HEADLINE OF THE DAY: “Circus ministry a high-wire act of faith for chaplain.” Who knew that the U.S. Conference of Catholic Bishops had a department called “The Circus and Traveling Show Ministries”? Wonders never cease!


GORE FAIL: “Replicating Al Gore’s Climate 101 video experiment shows that his “high school physics” could never work as advertised.” Obviously, this has nothing to do with religion—unless you consider global warmingism a science—but I thought it was interesting nonetheless.
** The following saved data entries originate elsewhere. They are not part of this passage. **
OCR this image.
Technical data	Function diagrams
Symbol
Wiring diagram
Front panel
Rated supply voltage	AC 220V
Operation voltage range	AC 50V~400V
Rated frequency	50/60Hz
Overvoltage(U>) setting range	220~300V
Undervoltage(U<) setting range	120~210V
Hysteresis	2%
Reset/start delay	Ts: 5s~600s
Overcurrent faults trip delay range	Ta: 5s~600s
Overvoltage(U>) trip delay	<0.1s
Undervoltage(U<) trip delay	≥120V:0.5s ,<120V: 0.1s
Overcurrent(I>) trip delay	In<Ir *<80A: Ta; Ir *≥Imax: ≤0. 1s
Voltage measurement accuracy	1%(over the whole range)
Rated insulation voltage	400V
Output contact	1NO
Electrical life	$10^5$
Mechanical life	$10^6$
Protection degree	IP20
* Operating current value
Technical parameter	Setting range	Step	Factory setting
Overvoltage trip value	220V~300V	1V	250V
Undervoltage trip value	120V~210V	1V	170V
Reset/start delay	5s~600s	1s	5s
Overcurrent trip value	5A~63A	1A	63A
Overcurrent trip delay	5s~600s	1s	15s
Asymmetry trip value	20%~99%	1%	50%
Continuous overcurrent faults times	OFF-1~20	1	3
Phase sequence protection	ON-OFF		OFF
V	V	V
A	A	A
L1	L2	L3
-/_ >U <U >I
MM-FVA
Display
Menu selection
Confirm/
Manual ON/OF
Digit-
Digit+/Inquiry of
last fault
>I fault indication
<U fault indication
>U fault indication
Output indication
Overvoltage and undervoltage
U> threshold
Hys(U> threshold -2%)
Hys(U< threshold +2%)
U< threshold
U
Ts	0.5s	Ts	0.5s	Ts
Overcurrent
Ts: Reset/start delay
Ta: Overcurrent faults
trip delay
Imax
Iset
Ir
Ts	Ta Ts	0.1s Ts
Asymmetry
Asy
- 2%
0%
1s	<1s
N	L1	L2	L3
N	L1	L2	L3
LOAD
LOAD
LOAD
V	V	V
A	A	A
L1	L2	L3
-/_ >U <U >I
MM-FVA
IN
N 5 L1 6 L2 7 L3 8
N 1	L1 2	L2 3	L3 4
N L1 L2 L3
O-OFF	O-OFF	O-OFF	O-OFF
GOVERNMENT, NEVER IN RECESSION: “The Federal Government Spent 32 Percent More in 2011 than in 2007.” This also has nothing to do with religion.


WHAT INCOME INEQUALITY?“5 reasons why income inequality is a myth—and Occupy Wall Street is wrong.” Three non-religion stories in a row. Money quote: “No doubt the past few years have been terrible. But the past few decades have been pretty good—for everybody.”


3 thoughts on “The World Wide (Religious) Web for Wednesday, October 19, 2011

  1. Emilio October 19, 2011 / 10:26 am

    “they recognize that the bible does not condemn evolution And says next to nothing About gay marriages”. Leviticus 18:22. 1Cor. 6:9 they profess to be wise and become fools they substitute their own agenda for Gods truth .. Great article.